While the EBIA decision is an important step in getting more clarity post-Stern, the question of whether the parties can consent to the bankruptcy court entering final judgment or issuing proposed findings of fact over a Stern Claim still remains. The logic of EBIA suggests that the parties should be permitted to consent, at least in principle. Thus, while the Supreme Court did not expressly reach the consent issue, it would seem that consent is a valid basis for a bankruptcy court to enter proposed findings of fact and conclusions of law or a final judgment. Critically, however, what constitutes consent—including whether a creditor who files a proof of claim can be deemed to have consented to an action brought against it by the debtor or a trustee—is very much an open issue after EBIA.

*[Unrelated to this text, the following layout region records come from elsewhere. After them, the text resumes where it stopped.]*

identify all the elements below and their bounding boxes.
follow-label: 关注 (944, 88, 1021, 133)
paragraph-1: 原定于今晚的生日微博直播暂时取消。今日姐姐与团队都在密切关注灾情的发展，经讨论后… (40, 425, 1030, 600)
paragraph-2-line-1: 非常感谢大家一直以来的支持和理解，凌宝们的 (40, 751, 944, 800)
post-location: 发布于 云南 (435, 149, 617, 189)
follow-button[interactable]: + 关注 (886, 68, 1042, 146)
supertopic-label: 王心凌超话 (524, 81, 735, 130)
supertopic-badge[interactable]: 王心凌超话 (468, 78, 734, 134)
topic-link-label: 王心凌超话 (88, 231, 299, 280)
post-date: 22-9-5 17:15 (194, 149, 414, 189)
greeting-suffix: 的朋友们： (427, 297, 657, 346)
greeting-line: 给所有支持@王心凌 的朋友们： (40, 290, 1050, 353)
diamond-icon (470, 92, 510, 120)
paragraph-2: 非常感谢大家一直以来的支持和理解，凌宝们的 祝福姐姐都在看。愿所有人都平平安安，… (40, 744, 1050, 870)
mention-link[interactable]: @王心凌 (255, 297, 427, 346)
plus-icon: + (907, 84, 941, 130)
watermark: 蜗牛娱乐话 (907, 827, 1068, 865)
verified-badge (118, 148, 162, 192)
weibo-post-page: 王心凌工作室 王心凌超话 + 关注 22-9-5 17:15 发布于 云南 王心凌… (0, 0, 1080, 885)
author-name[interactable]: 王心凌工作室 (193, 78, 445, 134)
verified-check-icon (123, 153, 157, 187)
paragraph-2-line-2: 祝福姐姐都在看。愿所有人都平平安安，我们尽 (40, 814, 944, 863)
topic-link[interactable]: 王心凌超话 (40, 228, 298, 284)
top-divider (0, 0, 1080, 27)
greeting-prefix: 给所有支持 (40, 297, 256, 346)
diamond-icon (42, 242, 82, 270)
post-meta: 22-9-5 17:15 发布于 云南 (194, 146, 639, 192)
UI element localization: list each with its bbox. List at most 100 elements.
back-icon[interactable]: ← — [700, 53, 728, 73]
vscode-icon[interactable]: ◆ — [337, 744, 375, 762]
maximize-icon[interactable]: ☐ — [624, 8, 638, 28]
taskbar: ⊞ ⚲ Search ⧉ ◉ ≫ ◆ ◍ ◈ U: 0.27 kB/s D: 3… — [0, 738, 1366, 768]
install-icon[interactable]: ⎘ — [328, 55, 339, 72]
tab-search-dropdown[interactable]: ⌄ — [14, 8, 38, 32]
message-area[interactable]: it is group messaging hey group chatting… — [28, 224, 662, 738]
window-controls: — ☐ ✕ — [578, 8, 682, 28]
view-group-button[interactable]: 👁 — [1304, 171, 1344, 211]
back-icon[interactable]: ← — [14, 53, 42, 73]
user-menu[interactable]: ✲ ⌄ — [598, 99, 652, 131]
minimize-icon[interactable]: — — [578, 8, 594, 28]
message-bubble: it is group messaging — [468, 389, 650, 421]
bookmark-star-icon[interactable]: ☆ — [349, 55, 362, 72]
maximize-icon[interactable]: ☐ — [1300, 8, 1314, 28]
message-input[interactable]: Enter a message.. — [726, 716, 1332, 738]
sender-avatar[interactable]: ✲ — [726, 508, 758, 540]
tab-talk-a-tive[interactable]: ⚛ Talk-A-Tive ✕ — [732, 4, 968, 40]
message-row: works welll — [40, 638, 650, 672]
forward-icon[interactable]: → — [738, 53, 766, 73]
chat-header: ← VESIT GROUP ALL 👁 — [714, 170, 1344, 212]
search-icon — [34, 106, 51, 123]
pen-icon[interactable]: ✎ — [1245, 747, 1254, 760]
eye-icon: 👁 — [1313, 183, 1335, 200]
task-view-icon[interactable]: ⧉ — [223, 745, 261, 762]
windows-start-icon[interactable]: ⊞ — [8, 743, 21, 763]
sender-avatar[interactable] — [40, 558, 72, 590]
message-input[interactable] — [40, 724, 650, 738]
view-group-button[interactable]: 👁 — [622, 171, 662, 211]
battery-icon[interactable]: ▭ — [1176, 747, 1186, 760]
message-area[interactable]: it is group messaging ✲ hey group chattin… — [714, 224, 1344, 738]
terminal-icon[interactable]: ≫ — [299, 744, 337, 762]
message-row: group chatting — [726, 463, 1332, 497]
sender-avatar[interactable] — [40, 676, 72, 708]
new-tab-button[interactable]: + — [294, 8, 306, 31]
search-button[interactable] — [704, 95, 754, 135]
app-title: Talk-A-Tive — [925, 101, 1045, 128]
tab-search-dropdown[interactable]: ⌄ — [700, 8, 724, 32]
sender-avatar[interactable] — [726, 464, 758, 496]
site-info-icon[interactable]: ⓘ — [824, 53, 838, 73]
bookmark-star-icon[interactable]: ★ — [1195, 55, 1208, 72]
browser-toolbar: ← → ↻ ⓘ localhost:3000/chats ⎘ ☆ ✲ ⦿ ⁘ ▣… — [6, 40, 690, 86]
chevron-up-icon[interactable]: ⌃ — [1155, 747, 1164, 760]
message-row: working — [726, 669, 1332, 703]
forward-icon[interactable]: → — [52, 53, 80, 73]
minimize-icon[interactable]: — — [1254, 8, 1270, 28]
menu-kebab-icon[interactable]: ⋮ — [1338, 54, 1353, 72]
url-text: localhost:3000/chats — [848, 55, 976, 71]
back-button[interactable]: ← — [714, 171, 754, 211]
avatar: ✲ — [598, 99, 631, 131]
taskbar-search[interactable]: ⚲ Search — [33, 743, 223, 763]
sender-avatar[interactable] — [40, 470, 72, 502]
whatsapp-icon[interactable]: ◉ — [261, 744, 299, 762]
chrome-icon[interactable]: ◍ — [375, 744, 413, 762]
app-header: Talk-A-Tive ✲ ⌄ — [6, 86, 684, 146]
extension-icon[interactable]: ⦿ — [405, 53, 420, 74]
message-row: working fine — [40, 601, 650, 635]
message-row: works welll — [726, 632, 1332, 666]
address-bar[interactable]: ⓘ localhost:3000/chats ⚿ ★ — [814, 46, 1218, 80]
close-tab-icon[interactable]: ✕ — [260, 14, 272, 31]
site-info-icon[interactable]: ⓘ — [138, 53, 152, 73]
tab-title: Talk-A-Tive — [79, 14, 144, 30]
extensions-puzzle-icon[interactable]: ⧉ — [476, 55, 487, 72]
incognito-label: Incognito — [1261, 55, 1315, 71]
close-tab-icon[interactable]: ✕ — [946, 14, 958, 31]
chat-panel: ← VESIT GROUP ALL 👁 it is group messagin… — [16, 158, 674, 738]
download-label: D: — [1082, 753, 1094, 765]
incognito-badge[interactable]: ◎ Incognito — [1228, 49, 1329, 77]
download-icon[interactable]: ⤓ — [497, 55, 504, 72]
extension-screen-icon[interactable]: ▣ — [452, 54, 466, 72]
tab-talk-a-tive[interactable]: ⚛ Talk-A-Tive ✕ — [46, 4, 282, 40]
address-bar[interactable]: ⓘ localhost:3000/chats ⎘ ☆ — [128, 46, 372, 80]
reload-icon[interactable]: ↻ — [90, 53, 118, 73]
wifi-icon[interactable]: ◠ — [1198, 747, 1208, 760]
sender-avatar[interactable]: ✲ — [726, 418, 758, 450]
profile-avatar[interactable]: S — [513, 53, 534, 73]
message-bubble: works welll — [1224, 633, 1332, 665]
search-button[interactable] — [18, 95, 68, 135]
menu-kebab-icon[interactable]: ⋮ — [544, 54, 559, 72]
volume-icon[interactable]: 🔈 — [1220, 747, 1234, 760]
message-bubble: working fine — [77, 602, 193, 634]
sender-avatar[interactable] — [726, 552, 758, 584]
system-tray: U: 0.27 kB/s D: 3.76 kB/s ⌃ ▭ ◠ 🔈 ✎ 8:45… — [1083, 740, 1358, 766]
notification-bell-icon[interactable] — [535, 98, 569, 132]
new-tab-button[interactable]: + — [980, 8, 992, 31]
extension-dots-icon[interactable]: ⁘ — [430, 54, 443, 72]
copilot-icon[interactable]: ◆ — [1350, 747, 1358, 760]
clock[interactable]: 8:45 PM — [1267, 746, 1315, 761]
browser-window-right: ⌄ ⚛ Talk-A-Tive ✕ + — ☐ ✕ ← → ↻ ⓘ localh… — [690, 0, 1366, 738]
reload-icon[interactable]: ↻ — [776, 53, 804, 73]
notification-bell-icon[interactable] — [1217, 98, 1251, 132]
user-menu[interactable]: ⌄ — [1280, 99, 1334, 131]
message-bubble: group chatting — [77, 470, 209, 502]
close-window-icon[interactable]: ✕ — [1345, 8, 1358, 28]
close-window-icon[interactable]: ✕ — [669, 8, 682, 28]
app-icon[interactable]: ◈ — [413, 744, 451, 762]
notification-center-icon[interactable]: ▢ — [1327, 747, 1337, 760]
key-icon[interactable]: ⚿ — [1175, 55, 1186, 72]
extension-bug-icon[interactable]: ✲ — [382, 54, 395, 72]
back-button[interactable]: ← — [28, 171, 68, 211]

Finally, while it is black-letter federal jurisprudence that parties cannot consent to subject matter jurisdiction, Stern and EBIA only implicate a bankruptcy court’s constitutional authority to enter final judgments or issue proposed findings of fact and conclusions of law, not its subject matter jurisdiction to consider such matters. Indeed, magistrate judges—who, like bankruptcy judges, are Article I judges—regularly preside over jury trials in which the parties consent. Similarly, arbitrators adjudicate disputes on consent under the Federal Arbitration Act. Under EBIA, there does not seem to be any reason why bankruptcy judges should be any different.
1 The Supreme Court in Granfinanciera held that a fraudulent conveyance claim is not a matter of “public right” and that a defendant to such a claim is entitled to a jury trial.